Templating & data
Use real Python inside {% %} tags, and reference JSON/YAML/CSV data as data.file.property.
Logic in aardvark pages is real Python, written inside {% %} tags.
The two kinds of block
A block that is a single expression is evaluated and its result is printed:
Today's answer is {% 6 * 7 %}.
A block that is one or more statements runs via exec; it writes to the page
with page.print(...) — the write-mirror of page.get():
{%
for fruit in ["apples", "pears", "plums"]:
page.print("- ", fruit, "\n")
%}
All blocks on a page share one namespace, so a variable set early is available later.
Data files
Drop .json, .yaml, or .csv files in data/. Each becomes data.<stem>:
- A JSON/YAML object is reachable as
data.file.property. - A CSV becomes a list of row objects keyed by the header row.
This site ships data/products.yaml. Here it is, live:
There are 3 products. The first is Sticker Pack at $8.
There are 3 products. The first is Sticker Pack at $8.
A loop over the same data:
- Sticker Pack ($8)
- Enamel Mug ($18)
- Zip Hoodie ($55)
The Markdown for that loop was:
{%
for p in data.products.items:
page.print(f'- {p.name} (${p.price})\n')
%}
What’s in scope
| Name | What it is |
|---|---|
data |
Your data/ files (data.file.prop) |
site |
site: block from aardvark.config.yaml |
config |
The full configuration object |
page |
This page’s front matter — page.get(key, default) reads it; page.print(*strings) writes to the page |
component(name, **props) |
Embed a React island. component('library', 'Name', …) reaches a theme component library; component('aardvark', 'tag', …) reaches a built-in by its tag name (e.g. component('aardvark', 'card', …)) so you can build one in a for loop. See Components. |
snippet(name, **props) |
Alias of component for your snippets/ |
asset(path) |
Return the build’s fingerprinted URL for a static asset. Use it when constructing URLs dynamically; literal asset URLs are rewritten automatically. |
components |
Sorted list of every registered component name |
print(*args) |
Lower-level page output (always available; the only form inside custom-component bodies, where page isn’t in scope) |
Showing literal syntax
To display {% %} without running it, wrap it:
{% raw %}
this {% will_not_run() %} is shown verbatim
{% endraw %}
Headings and anchor links
Every heading (levels 1–4) gets a stable id and a permalink. Hover a heading
and a link icon fades in to its right — click it to jump to that section and put
the anchor in your address bar to share. The id defaults to a GitHub-style
slug of the heading text (## Heading anchors → #headings-and-anchor-links),
and repeated headings are de-duplicated (#setup, #setup-1, …).
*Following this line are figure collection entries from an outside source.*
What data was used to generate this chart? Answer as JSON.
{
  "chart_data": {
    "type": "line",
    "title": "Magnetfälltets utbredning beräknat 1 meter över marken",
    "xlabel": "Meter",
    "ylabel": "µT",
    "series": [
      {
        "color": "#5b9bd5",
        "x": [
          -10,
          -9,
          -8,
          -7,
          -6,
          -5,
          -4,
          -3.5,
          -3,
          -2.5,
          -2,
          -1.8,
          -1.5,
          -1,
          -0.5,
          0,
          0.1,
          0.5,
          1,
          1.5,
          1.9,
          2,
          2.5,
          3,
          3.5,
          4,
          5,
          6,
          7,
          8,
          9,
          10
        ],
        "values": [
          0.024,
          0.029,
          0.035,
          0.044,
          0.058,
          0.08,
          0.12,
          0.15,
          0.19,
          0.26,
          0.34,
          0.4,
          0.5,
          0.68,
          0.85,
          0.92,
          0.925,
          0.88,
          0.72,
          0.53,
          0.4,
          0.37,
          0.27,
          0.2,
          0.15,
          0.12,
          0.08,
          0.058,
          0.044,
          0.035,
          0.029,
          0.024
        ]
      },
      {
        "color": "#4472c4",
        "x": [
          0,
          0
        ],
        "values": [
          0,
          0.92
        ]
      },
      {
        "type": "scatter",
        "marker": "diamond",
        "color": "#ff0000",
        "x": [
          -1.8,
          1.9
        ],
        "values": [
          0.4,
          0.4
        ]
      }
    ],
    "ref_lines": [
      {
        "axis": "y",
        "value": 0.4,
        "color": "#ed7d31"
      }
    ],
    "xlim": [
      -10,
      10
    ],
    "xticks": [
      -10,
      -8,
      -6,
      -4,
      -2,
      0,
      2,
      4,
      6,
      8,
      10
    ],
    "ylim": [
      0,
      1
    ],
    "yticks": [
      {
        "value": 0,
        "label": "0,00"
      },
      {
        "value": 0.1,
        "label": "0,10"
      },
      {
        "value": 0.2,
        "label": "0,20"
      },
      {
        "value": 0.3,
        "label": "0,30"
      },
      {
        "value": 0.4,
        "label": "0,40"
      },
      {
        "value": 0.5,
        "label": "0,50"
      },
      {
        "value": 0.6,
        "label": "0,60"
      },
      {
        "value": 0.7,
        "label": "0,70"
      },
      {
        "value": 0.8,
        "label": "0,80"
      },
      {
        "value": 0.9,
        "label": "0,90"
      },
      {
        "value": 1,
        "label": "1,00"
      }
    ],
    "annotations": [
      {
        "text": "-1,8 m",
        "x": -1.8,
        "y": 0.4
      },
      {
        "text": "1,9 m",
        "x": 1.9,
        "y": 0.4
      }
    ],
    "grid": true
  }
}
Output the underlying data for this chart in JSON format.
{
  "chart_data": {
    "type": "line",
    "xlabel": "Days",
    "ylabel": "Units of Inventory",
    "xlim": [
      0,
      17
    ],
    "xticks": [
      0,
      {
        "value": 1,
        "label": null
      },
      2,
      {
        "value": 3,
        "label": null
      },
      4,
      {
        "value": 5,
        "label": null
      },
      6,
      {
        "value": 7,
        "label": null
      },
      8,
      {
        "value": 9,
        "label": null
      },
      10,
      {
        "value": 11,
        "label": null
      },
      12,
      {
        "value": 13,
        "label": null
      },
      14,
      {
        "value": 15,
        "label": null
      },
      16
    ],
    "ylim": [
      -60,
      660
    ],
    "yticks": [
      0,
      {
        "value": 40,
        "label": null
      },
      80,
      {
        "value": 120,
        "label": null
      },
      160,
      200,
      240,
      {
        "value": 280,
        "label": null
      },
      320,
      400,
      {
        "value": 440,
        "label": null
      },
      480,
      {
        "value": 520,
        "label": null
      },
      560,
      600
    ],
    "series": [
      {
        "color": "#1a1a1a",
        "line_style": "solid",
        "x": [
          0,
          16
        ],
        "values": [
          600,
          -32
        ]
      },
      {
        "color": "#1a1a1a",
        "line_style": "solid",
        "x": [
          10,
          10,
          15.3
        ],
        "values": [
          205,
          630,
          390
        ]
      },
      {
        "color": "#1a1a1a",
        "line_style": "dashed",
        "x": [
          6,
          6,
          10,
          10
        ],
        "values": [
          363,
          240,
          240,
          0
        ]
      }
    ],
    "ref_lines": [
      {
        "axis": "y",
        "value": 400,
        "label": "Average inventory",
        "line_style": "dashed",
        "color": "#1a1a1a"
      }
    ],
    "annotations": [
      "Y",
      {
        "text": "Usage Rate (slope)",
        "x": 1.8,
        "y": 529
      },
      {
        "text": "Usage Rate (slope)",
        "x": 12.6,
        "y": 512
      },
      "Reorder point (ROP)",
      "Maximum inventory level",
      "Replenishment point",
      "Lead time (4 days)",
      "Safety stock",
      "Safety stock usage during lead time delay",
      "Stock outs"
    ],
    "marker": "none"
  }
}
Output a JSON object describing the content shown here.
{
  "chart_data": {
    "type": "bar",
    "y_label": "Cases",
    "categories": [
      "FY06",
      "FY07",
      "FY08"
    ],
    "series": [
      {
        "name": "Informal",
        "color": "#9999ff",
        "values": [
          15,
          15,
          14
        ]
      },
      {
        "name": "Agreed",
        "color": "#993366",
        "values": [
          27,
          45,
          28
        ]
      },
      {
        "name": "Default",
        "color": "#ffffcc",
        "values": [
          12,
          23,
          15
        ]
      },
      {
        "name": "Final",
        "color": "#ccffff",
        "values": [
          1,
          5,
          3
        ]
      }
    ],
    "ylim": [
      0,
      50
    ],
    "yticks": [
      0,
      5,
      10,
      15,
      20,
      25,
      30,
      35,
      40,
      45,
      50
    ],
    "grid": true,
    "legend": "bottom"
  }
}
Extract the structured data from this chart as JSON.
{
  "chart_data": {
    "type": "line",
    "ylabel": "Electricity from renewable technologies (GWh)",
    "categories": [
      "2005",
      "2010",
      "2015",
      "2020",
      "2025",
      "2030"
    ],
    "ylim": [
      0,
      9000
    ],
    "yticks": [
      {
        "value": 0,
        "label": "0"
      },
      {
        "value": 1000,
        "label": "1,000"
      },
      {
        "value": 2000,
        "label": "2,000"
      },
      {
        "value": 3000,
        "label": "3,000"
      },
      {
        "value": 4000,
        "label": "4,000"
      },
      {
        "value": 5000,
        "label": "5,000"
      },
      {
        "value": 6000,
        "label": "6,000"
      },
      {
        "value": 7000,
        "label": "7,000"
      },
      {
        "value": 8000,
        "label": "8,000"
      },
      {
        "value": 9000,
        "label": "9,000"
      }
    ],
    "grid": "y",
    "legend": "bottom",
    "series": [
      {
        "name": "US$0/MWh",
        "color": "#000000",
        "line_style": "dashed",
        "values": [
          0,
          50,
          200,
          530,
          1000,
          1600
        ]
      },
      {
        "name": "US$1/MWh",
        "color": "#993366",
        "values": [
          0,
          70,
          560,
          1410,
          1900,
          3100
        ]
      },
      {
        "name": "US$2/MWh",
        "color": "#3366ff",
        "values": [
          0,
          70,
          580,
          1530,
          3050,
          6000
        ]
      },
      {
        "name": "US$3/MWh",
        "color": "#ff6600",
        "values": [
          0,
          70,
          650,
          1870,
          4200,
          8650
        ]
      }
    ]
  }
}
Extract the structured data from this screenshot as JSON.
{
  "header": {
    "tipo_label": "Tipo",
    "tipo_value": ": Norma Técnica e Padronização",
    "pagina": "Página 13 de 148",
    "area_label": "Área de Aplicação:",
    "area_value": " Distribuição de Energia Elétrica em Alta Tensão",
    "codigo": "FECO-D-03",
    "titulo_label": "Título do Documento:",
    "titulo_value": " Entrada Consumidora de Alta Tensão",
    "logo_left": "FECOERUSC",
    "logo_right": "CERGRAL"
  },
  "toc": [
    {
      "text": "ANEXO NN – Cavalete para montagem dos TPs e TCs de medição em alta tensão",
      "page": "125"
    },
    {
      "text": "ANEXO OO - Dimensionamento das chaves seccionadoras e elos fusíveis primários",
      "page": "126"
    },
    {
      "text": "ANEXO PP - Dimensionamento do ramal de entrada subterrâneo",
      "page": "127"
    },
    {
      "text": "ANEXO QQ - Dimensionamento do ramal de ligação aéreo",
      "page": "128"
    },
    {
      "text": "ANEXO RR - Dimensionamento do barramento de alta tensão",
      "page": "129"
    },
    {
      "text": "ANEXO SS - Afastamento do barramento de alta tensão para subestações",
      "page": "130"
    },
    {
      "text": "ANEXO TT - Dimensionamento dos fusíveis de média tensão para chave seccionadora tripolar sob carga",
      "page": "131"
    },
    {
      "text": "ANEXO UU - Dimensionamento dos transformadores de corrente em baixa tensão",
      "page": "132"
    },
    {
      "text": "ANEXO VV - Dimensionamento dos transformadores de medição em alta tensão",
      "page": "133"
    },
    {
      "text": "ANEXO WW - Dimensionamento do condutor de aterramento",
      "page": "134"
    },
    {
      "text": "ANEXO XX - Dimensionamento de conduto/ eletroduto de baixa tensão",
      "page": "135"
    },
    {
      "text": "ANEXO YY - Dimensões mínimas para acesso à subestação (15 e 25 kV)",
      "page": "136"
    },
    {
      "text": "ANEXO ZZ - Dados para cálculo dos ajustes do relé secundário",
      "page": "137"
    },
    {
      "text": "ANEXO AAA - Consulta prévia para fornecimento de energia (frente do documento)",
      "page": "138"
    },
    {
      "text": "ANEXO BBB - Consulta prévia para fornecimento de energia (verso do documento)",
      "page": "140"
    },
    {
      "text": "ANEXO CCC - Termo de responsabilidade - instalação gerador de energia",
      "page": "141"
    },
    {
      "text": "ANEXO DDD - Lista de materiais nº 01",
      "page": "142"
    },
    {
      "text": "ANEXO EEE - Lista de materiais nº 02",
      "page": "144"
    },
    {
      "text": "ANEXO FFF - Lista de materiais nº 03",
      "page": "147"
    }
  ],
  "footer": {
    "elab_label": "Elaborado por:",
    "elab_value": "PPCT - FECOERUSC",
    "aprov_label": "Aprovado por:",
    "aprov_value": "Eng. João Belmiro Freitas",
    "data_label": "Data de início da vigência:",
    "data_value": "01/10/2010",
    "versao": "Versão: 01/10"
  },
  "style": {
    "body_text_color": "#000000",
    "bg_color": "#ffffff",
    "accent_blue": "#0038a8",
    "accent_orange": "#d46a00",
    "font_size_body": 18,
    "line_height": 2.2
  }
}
To pin a short, stable anchor yourself, add {#custom-id}
at the end of the heading line:
## Configuration options {#config}
links as #config (the {#…} marker is removed from the
rendered heading). Custom ids keep working even if you later reword the heading,
so existing links don’t break.
Page layout modes
A page’s mode front matter controls its layout — toggling the left nav, the
right-hand TOC, and the content width:
---
title: Release dashboard
mode: wide
---
The options are wide, full, toc-only, and uncapped (omit mode, or use
default, for the standard nav-plus-TOC layout). See Layout modes
for the full table and a live demo of each.